For one thing, the jousting face-offs kick butt. Helgeland applies action movie sensibilities and meticulously well-planned photography to capture every ounce of the incredible impact that happens when a lance crashes into the armor of a knight on a galloping horse. These are clearly not effects shots. You'll be wincing and cheering right along with the on-screen crowd.

The movie is also brimming with wit, much of it from one of William's capricious co-conspirators -- a cocky, flippant, down-on-his-luck Geoffrey Chaucer. Played with masterfully measured raillery by Paul Bettany ("The Land Girls"), the pre-"Canterbury Tales" poet is a blustery, sardonic cross between a boxing announcer and a carnival barker. If you're not a teenage girl busy swooning over hunk-in-waiting Heath Ledger, Bettany steals the movie.
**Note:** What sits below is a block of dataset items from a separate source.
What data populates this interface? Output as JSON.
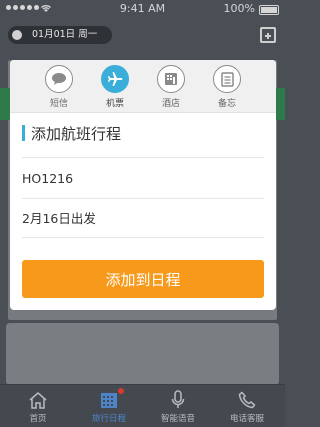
{
  "status_bar": {
    "time": "9:41 AM",
    "battery": "100%"
  },
  "header": {
    "date": "01月01日 周一"
  },
  "modal": {
    "tabs": [
      {
        "label": "短信",
        "icon": "chat-bubble-icon",
        "active": false
      },
      {
        "label": "机票",
        "icon": "airplane-icon",
        "active": true
      },
      {
        "label": "酒店",
        "icon": "hotel-building-icon",
        "active": false
      },
      {
        "label": "备忘",
        "icon": "memo-icon",
        "active": false
      }
    ],
    "title": "添加航班行程",
    "flight_number": "HO1216",
    "departure": "2月16日出发",
    "add_button": "添加到日程"
  },
  "bottom_nav": [
    {
      "label": "首页",
      "icon": "home-icon",
      "active": false
    },
    {
      "label": "旅行日程",
      "icon": "calendar-grid-icon",
      "active": true
    },
    {
      "label": "智能语音",
      "icon": "microphone-icon",
      "active": false
    },
    {
      "label": "电话客服",
      "icon": "phone-icon",
      "active": false
    }
  ],
  "colors": {
    "accent": "#3aaed8",
    "button": "#f79a1c",
    "nav_active": "#4e83c8",
    "badge": "#d83a2d"
  }
}
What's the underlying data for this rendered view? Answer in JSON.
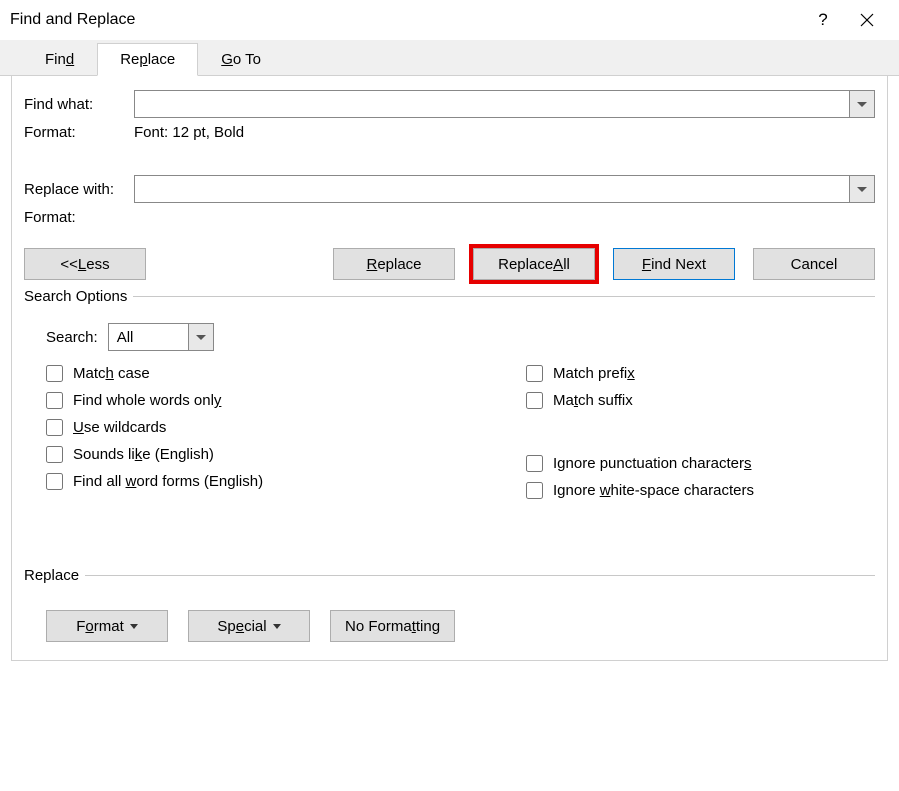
{
  "title": "Find and Replace",
  "tabs": {
    "find": {
      "pre": "Fin",
      "ul": "d",
      "post": ""
    },
    "replace": {
      "pre": "Re",
      "ul": "p",
      "post": "lace"
    },
    "goto": {
      "pre": "",
      "ul": "G",
      "post": "o To"
    }
  },
  "labels": {
    "find_what": "Find what:",
    "format": "Format:",
    "format_value": "Font: 12 pt, Bold",
    "replace_with": "Replace with:",
    "format2": "Format:"
  },
  "inputs": {
    "find_value": "",
    "replace_value": ""
  },
  "buttons": {
    "less": {
      "pre": "<< ",
      "ul": "L",
      "post": "ess"
    },
    "replace": {
      "pre": "",
      "ul": "R",
      "post": "eplace"
    },
    "replace_all": {
      "pre": "Replace ",
      "ul": "A",
      "post": "ll"
    },
    "find_next": {
      "pre": "",
      "ul": "F",
      "post": "ind Next"
    },
    "cancel": "Cancel"
  },
  "search_options": {
    "legend": "Search Options",
    "search_label": "Search:",
    "search_value": "All",
    "left": {
      "match_case": {
        "pre": "Matc",
        "ul": "h",
        "post": " case"
      },
      "whole_words": {
        "pre": "Find whole words onl",
        "ul": "y",
        "post": ""
      },
      "wildcards": {
        "pre": "",
        "ul": "U",
        "post": "se wildcards"
      },
      "sounds_like": {
        "pre": "Sounds li",
        "ul": "k",
        "post": "e (English)"
      },
      "word_forms": {
        "pre": "Find all ",
        "ul": "w",
        "post": "ord forms (English)"
      }
    },
    "right": {
      "match_prefix": {
        "pre": "Match prefi",
        "ul": "x",
        "post": ""
      },
      "match_suffix": {
        "pre": "Ma",
        "ul": "t",
        "post": "ch suffix"
      },
      "ignore_punct": {
        "pre": "Ignore punctuation character",
        "ul": "s",
        "post": ""
      },
      "ignore_ws": {
        "pre": "Ignore ",
        "ul": "w",
        "post": "hite-space characters"
      }
    }
  },
  "replace_group": {
    "legend": "Replace",
    "format": {
      "pre": "F",
      "ul": "o",
      "post": "rmat"
    },
    "special": {
      "pre": "Sp",
      "ul": "e",
      "post": "cial"
    },
    "no_formatting": {
      "pre": "No Forma",
      "ul": "t",
      "post": "ting"
    }
  }
}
Ledger is, however, perfectly cast. He's clearly a modern hero, but he doesn't look out of place like Sossamon does. He's got 200-watt charm and enough testosterone to make William's arrogant pride smell like courage. And he smooths over some of the movie's rough spots, like a lover's quarrel that comes out of nowhere just so his noble maiden doesn't seem too easy.
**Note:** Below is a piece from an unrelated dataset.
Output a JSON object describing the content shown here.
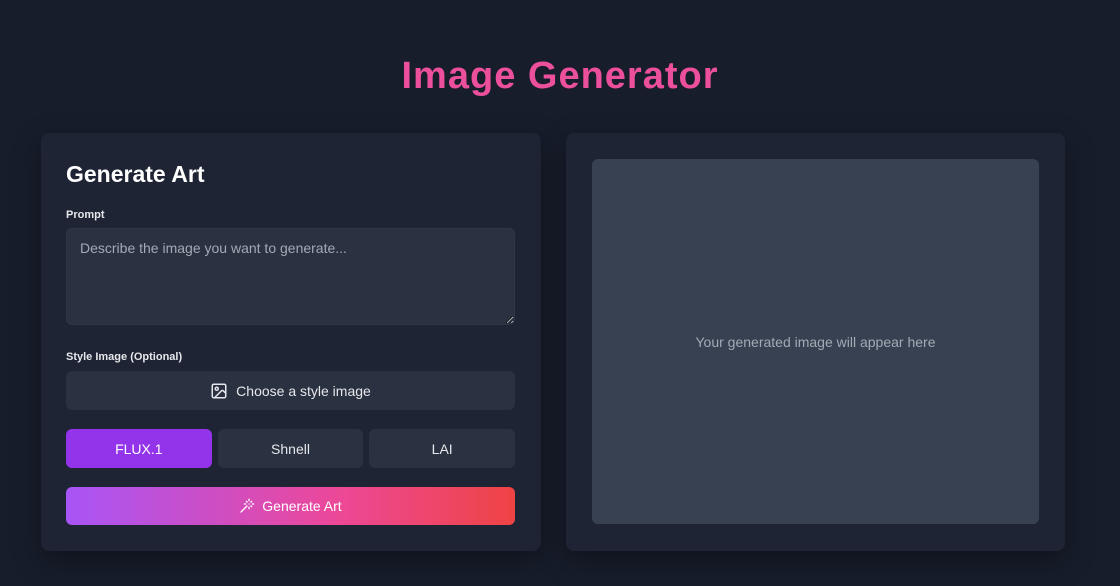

But the picture's modest brilliance lies in Helgeland's ability to mix oil and water into such a satisfying cinematic concoction. The fact that songs like War's "Low Rider," Bachman Turner Overdrive's "Takin' Care of Business" and Thin Lizzy's "The Boys Are Back In Town" play perfectly into the context of this movie that takes place in a 700-year-old world of honorable knights, noblemen, and damsels (albeit very liberated and self-sufficient damsels) is a minor miracle. I mean, remember "Ladyhawke," that silly Matthew Broderick medieval fantasy with the laughably inappropriate and oh-so-'80s synthesizer soundtrack?

Helgeland avoids similar pitfalls by using songs with a proven track record for rocking the house. But how he employs them with a wink is what makes them work. The most ingenious use of the uncharacteristic soundtrack is a scene in which a highly formalized period dance (touching palms, turning circles, bowing) evolves so smoothly into a boogie-down number set to David Bowie's "Golden Years" that you're a good 30 seconds into the more modern music before you realize what's happened. Like the "We Will Rock You" moment, it's a scene that just makes you smile appreciatively with how strangely appropriate it seems.

Now, the same kind of story in a modern setting probably wouldn't even be worth seeing. The girl, the rival, the against-all-odds plot (not to mention the plausibility-pushing finale) -- it's been done to death. But the boyishly absurd fun Helgeland has with his hard-rockin' 14th Century setting is seriously contagious. It doesn't change the fact that the girl looks totally out of place. It doesn't change the fact that the film has a shelf life of maybe 10 years before it will seem so laughably dated people seeing it for the first time might wonder how it ever got released.

But if you can't have fun at "A Knight's Tale," you are unquestionably a fuddy-duddy.